Since I knew my piping skills were nonexistent, I had some foresight: I made a template the size of the baking sheet and had 1.5” circles neatly spaced on the back of the paper that was adhered to the baking sheets.
I put the required amount of almond flour [Bob’s Red Mill] through a small sieve. Correction: I attempted to sieve the flour. Thirty minutes later, I’d managed to get about 1/8 of a cup from sieve to mixing bowl. I grumbled about how time consuming it was, recalling people on videos doing it in seconds. I tried smacking the sieve and just spilled more flour. The spatula didn’t work. My fist, wanting to punch it through… nope, that sieve was too small.
I interrupted my macaron making “festivities” and drove to the store to buy a larger sieve. Finally, the almond flour was able to make it through the larger size mesh, as did the powdered sugar.
Meanwhile, I had no difficulty whipping the egg whites, granulated sugar, and adding the magenta gel color.
Folding the flour and sugar meant the dry ingredients had to be sifted again. Good thing I didn’t have to use that mini sieve. The egg whites would’ve deflated or whatever happens to old egg whites. Macaronnage is the term for gently folding the dry ingredients into the egg whites which results in a batter that’s not too stiff and not too runny. There are ways of determining when it’s done such as counting the number of strokes to testing the batter to see how it falls from the spatula—the term molten lava is frequently used. Well, I guessed it was like molten lava because my arm was starting to feel like it with all that mixing, um, folding.

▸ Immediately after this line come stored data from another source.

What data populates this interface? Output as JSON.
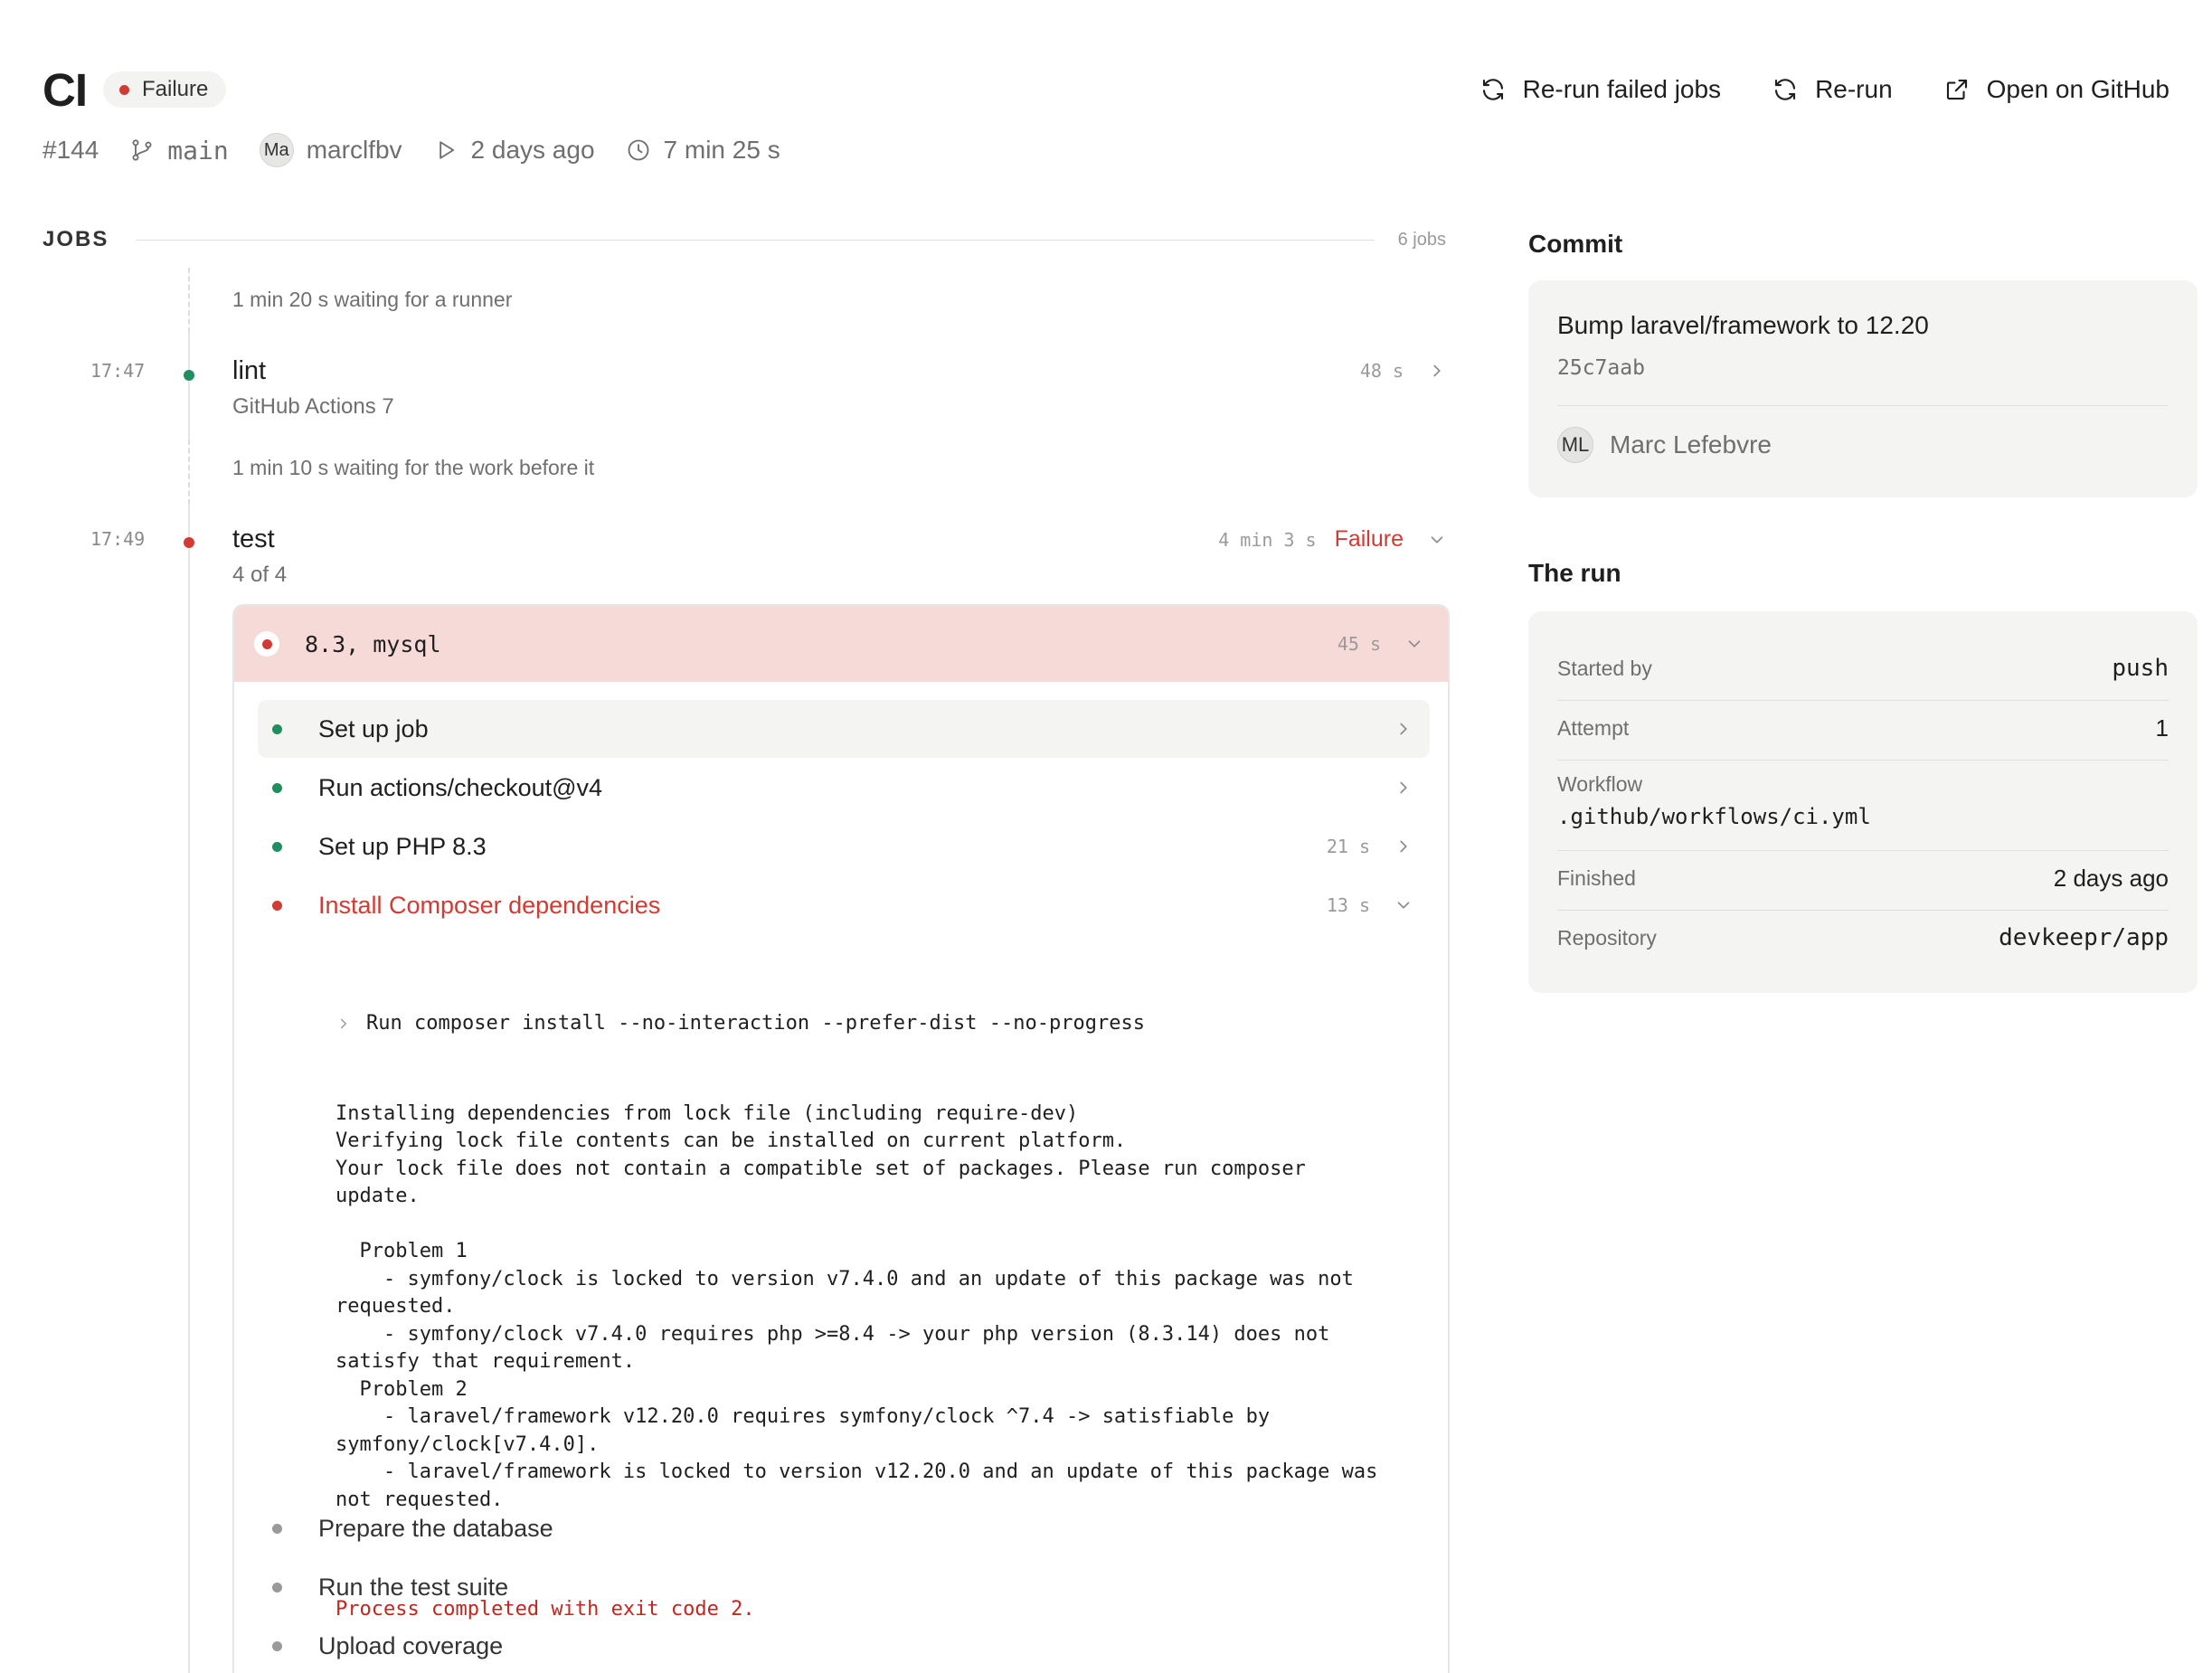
{
  "workflow": {
    "title": "CI",
    "status": "Failure",
    "run_number": "#144",
    "branch": "main",
    "actor_initials": "Ma",
    "actor": "marclfbv",
    "started": "2 days ago",
    "duration": "7 min 25 s"
  },
  "actions": {
    "rerun_failed": "Re-run failed jobs",
    "rerun": "Re-run",
    "open_github": "Open on GitHub"
  },
  "jobs": {
    "label": "JOBS",
    "count": "6 jobs",
    "wait1": "1 min 20 s waiting for a runner",
    "wait2": "1 min 10 s waiting for the work before it",
    "items": [
      {
        "time": "17:47",
        "name": "lint",
        "sub": "GitHub Actions 7",
        "duration": "48 s",
        "status": "success"
      },
      {
        "time": "17:49",
        "name": "test",
        "sub": "4 of 4",
        "duration": "4 min 3 s",
        "status": "Failure"
      }
    ]
  },
  "matrix": {
    "title": "8.3, mysql",
    "duration": "45 s",
    "steps": [
      {
        "name": "Set up job",
        "duration": "",
        "status": "success"
      },
      {
        "name": "Run actions/checkout@v4",
        "duration": "",
        "status": "success"
      },
      {
        "name": "Set up PHP 8.3",
        "duration": "21 s",
        "status": "success"
      },
      {
        "name": "Install Composer dependencies",
        "duration": "13 s",
        "status": "failure"
      },
      {
        "name": "Prepare the database",
        "duration": "",
        "status": "pending"
      },
      {
        "name": "Run the test suite",
        "duration": "",
        "status": "pending"
      },
      {
        "name": "Upload coverage",
        "duration": "",
        "status": "pending"
      }
    ]
  },
  "log": {
    "command": "Run composer install --no-interaction --prefer-dist --no-progress",
    "body": "Installing dependencies from lock file (including require-dev)\nVerifying lock file contents can be installed on current platform.\nYour lock file does not contain a compatible set of packages. Please run composer\nupdate.\n\n  Problem 1\n    - symfony/clock is locked to version v7.4.0 and an update of this package was not\nrequested.\n    - symfony/clock v7.4.0 requires php >=8.4 -> your php version (8.3.14) does not\nsatisfy that requirement.\n  Problem 2\n    - laravel/framework v12.20.0 requires symfony/clock ^7.4 -> satisfiable by\nsymfony/clock[v7.4.0].\n    - laravel/framework is locked to version v12.20.0 and an update of this package was\nnot requested.",
    "exit": "Process completed with exit code 2."
  },
  "commit": {
    "heading": "Commit",
    "message": "Bump laravel/framework to 12.20",
    "sha": "25c7aab",
    "author_initials": "ML",
    "author": "Marc Lefebvre"
  },
  "run": {
    "heading": "The run",
    "started_by_label": "Started by",
    "started_by": "push",
    "attempt_label": "Attempt",
    "attempt": "1",
    "workflow_label": "Workflow",
    "workflow": ".github/workflows/ci.yml",
    "finished_label": "Finished",
    "finished": "2 days ago",
    "repository_label": "Repository",
    "repository": "devkeepr/app"
  },
  "colors": {
    "failure": "#d23a33",
    "success": "#1f8f5f",
    "pending": "#9a9a9a",
    "failure_bg": "#f6dad8"
  },
  "icons": [
    "refresh-icon",
    "external-link-icon",
    "branch-icon",
    "play-icon",
    "clock-icon",
    "chevron-right-icon",
    "chevron-down-icon"
  ]
}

Before I encountered my first run-in with the pastry bag with the plastic nozzle that I’d hopefully inserted correctly, I had to get the pink batter from bowl to bag. Those baking experts showed how easy it was—the same people who could probably pipe blindfolded—insert piping bag in a glass, fold the top over like a cuff, and make sure the nozzle was pointing up rather than down. Also, twist the bottom of the bag a few times so the batter won’t escape. Okay…
Theoretically, easy. I plopped the pastry bag into the glass and added the first scoop of batter with my spatula…but I’d forgotten to make the cuff so the batter got stuck on top and some of it fell on the counter. Way to go, wasting batter and making a mess. Eventually, I got most of it into the bag and the batter started escaping from the bottom, too. I’d be lucky if I managed to make one macaron shell!

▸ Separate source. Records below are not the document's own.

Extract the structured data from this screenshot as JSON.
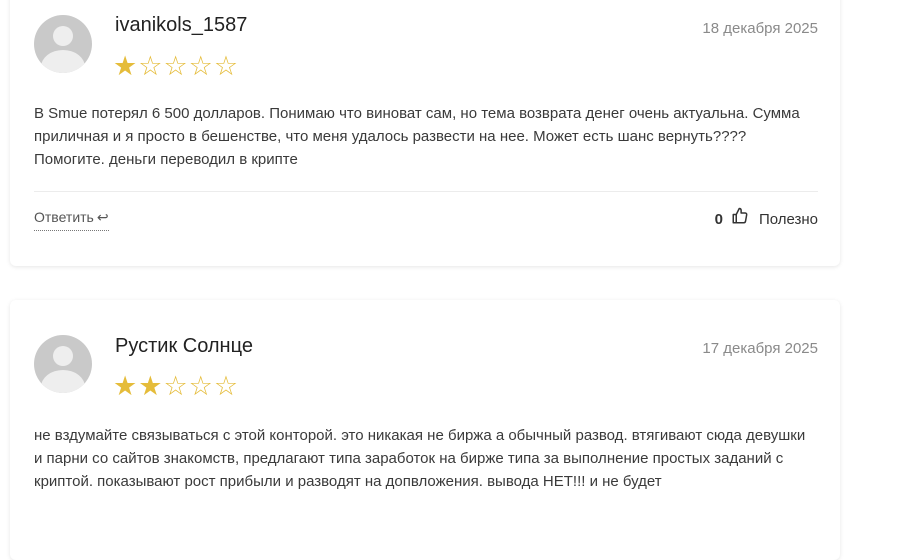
{
  "reviews": [
    {
      "author": "ivanikols_1587",
      "date": "18 декабря 2025",
      "rating": 1,
      "max_rating": 5,
      "text": "В Smue потерял 6 500 долларов. Понимаю что виноват сам, но тема возврата денег очень актуальна. Сумма приличная и я просто в бешенстве, что меня удалось развести на нее. Может есть шанс вернуть???? Помогите. деньги переводил в крипте",
      "reply_label": "Ответить",
      "reply_icon": "↩",
      "helpful_count": "0",
      "helpful_label": "Полезно",
      "like_icon": "👍"
    },
    {
      "author": "Рустик Солнце",
      "date": "17 декабря 2025",
      "rating": 2,
      "max_rating": 5,
      "text": "не вздумайте связываться с этой конторой. это никакая не биржа а обычный развод. втягивают сюда девушки и парни со сайтов знакомств, предлагают типа заработок на бирже типа за выполнение простых заданий с криптой. показывают рост прибыли и разводят на допвложения. вывода НЕТ!!! и не будет"
    }
  ],
  "colors": {
    "star": "#e5bc3a",
    "avatar_bg": "#c9c9c9",
    "date": "#8a8a8a"
  }
}
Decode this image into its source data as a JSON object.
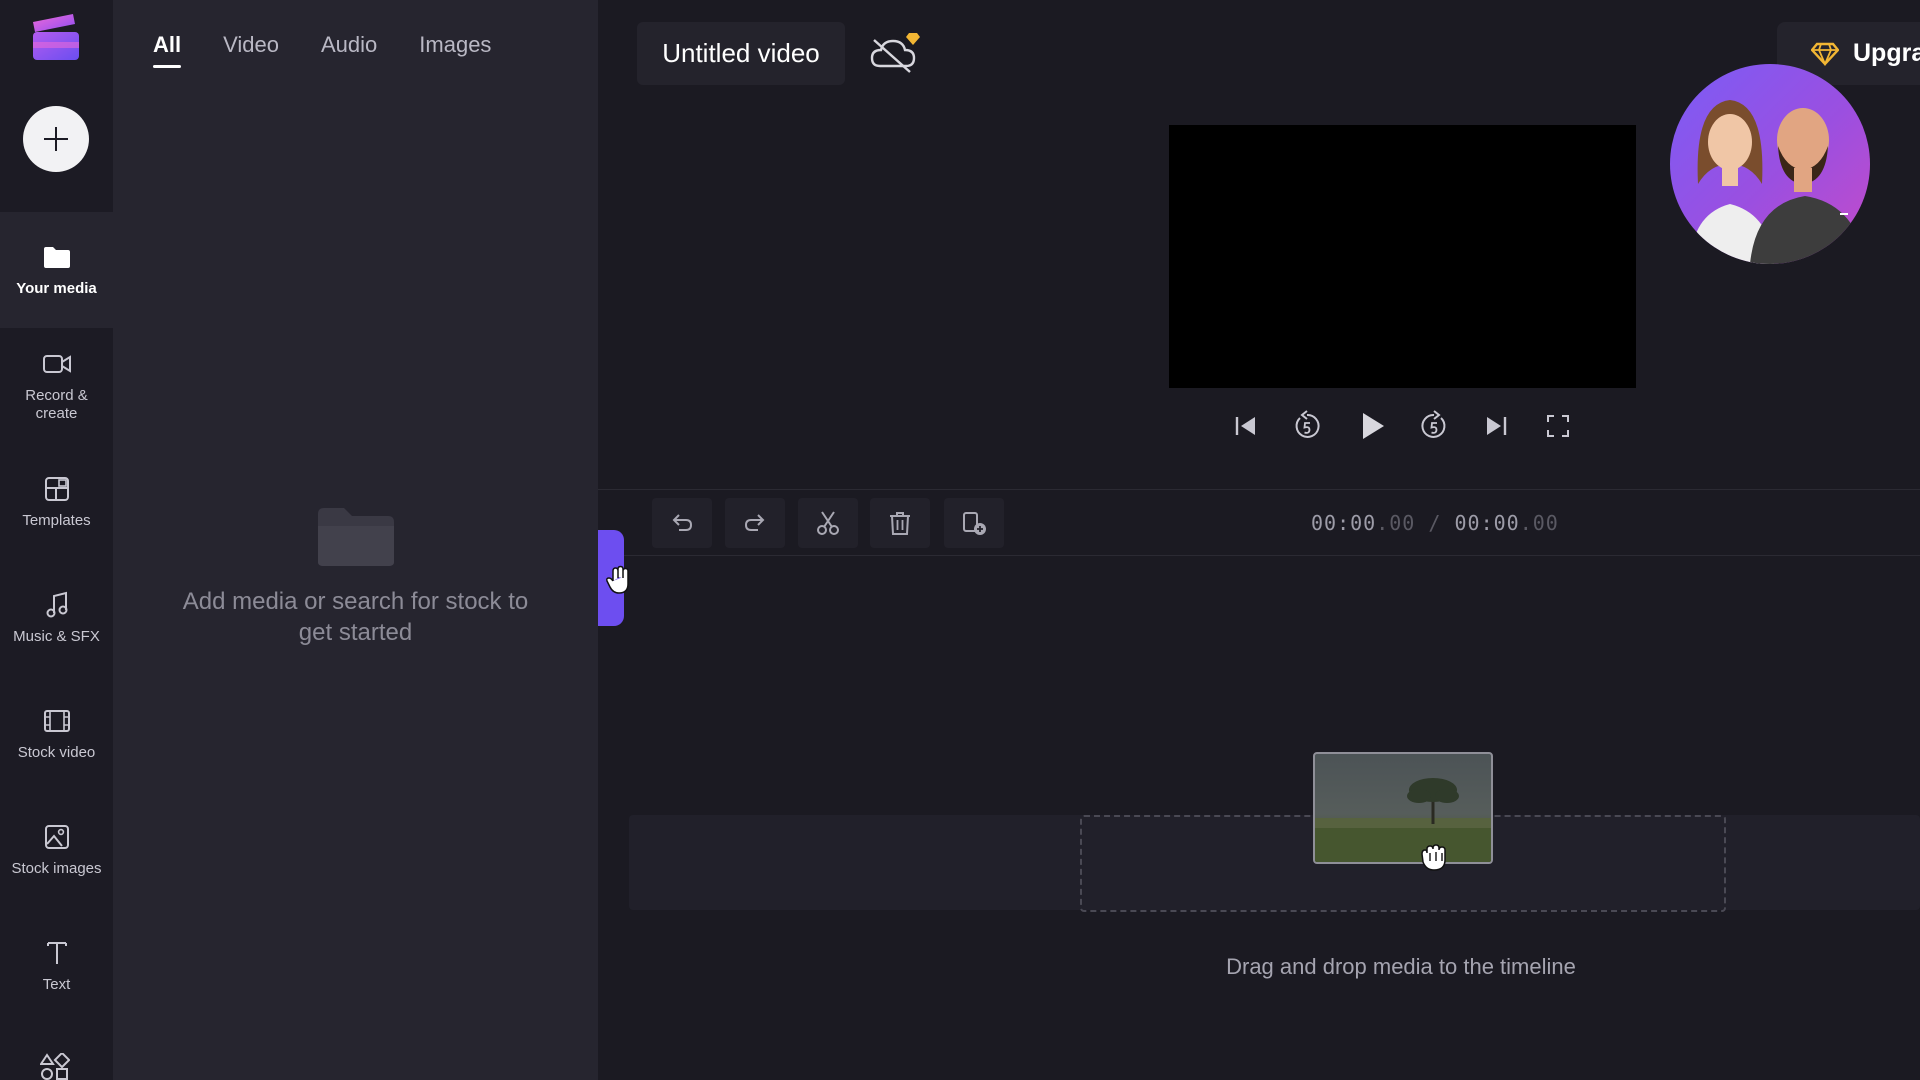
{
  "app": {
    "title": "Untitled video",
    "upgrade_label": "Upgra"
  },
  "media_tabs": [
    {
      "label": "All",
      "active": true
    },
    {
      "label": "Video",
      "active": false
    },
    {
      "label": "Audio",
      "active": false
    },
    {
      "label": "Images",
      "active": false
    }
  ],
  "sidebar": {
    "items": [
      {
        "label": "Your media",
        "icon": "folder-icon",
        "active": true
      },
      {
        "label": "Record &\ncreate",
        "icon": "camera-icon",
        "active": false
      },
      {
        "label": "Templates",
        "icon": "templates-icon",
        "active": false
      },
      {
        "label": "Music & SFX",
        "icon": "music-note-icon",
        "active": false
      },
      {
        "label": "Stock video",
        "icon": "film-icon",
        "active": false
      },
      {
        "label": "Stock images",
        "icon": "image-icon",
        "active": false
      },
      {
        "label": "Text",
        "icon": "text-icon",
        "active": false
      }
    ]
  },
  "media_panel": {
    "empty_message": "Add media or search for stock to get started"
  },
  "timecode": {
    "current": "00:00",
    "current_frac": ".00",
    "separator": "/",
    "total": "00:00",
    "total_frac": ".00"
  },
  "timeline": {
    "drop_hint": "Drag and drop media to the timeline"
  },
  "colors": {
    "accent": "#6d4ef0",
    "background": "#1b1a22",
    "panel": "#26252f",
    "upgrade_gem": "#f2b634"
  }
}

I won’t describe the horror of piping except that part of my face was pink from batter oozing out the top as I tensely gripped it. Some dropped onto my hand. Good thing it wasn’t red! Each of the discs was a different size with only a few of them being round. Getting the batter onto the parchment paper was a messy feat but in the end I managed to get 24 various sized discs onto each tray.
I baked each tray separately and used the bottom oven rack after reading and watching the tales of staying away from the middle rack.
The result can be seen to your left.
Itsy bitsy feet on some, a single mega cracked shell, but the taste of the shell was sweet. I added jam rather than attempt to do a buttercream filling which would need to be piped—I really didn’t fancy that word!